I want to use this post to communicate just one message: you should look into doing an internship during your PhD. Over the past couple of years I have taken time out of my PhD to work with Tree Aid and the Scottish Parliament Information Centre (SPICe) and found both experiences really valuable. Some reasons I think doing an internship is a good thing:

  • It broadens your experience and skillset. Some of those skills might be useful later in your PhD. And now that I am approaching the end of my PhD and looking for jobs, I really think that my internships have given me a better idea of what I am interested in, and increased the number of opportunities that match my skills.
  • It can be fun and interesting, and an opportunity to learn new things.

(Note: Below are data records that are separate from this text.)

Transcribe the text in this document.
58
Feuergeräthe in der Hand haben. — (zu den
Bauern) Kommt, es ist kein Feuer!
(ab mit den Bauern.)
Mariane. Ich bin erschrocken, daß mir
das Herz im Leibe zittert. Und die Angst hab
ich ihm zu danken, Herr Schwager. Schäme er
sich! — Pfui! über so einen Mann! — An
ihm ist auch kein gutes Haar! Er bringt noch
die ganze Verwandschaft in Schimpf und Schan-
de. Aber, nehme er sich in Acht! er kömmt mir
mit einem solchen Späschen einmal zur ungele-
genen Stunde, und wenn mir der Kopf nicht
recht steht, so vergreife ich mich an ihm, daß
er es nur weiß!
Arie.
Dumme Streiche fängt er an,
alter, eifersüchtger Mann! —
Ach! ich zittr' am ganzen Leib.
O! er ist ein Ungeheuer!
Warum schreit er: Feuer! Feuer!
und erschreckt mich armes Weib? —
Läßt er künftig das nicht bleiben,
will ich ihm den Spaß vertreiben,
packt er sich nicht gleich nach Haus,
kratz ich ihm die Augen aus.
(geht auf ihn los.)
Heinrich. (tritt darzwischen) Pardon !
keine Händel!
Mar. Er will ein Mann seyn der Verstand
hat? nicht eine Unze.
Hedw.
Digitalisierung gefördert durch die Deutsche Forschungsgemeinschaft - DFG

Of course!
  • It enables you to take on small projects with the assurance that you have a job (well, a PhD) to return to. After your PhD, opportunities like this are harder to come by and more stressful to fit into your life.
  • It gives you a break from your PhD. Which can be nice in itself – and it can be helpful to return to work problems with fresh eyes after some time away (though also note the next bullet point below). I found that I was a much better editor of my written work after being away from it for a while.

Things to be wary of:

  • It doesn’t buy you more time to work on your PhD. I thought I might use the odd evening during my internships to read or write some more of my thesis. I definitely did not do that, and I hope you don’t think it’s rude if I say I don’t think you will either – you’re just going to be too busy!
  • You tend to lose a bit of momentum when you switch between projects, which might make you work less efficiently. At least I did – it took me a good couple of weeks to really get back ‘into’ my PhD after finishing each internship. I also have pals who did part time internships e.g. two days interning and three days PhD per week, and they had similar but smaller scale weekly struggles with switching between projects.

My internships came about through different means – my work with Tree Aid wasn’t actually an internship, it was a short term job contract which involved taking interruption from my PhD (pause PhD and stipend –> do 5 month job contract with salary –> resume PhD and stipend). The SPICe internship was funded by NERC (UKRI), my PhD funder: my stipend was simply extended to allow me to complete the internship. It’s worth looking into the options allowed by your institution and funder and check what they mean for your stipend and PhD final deadline (e.g. you might be allowed more money to finish your PhD, but not more time if you do an internship).

Last year I listed Five tips for starting (and continuing) a PhD and number four is all about making best use of the flexibility of being a PhD student – doing an internship or taking a short term job is one of the main ways that I have done this, and something I would definitely recommend.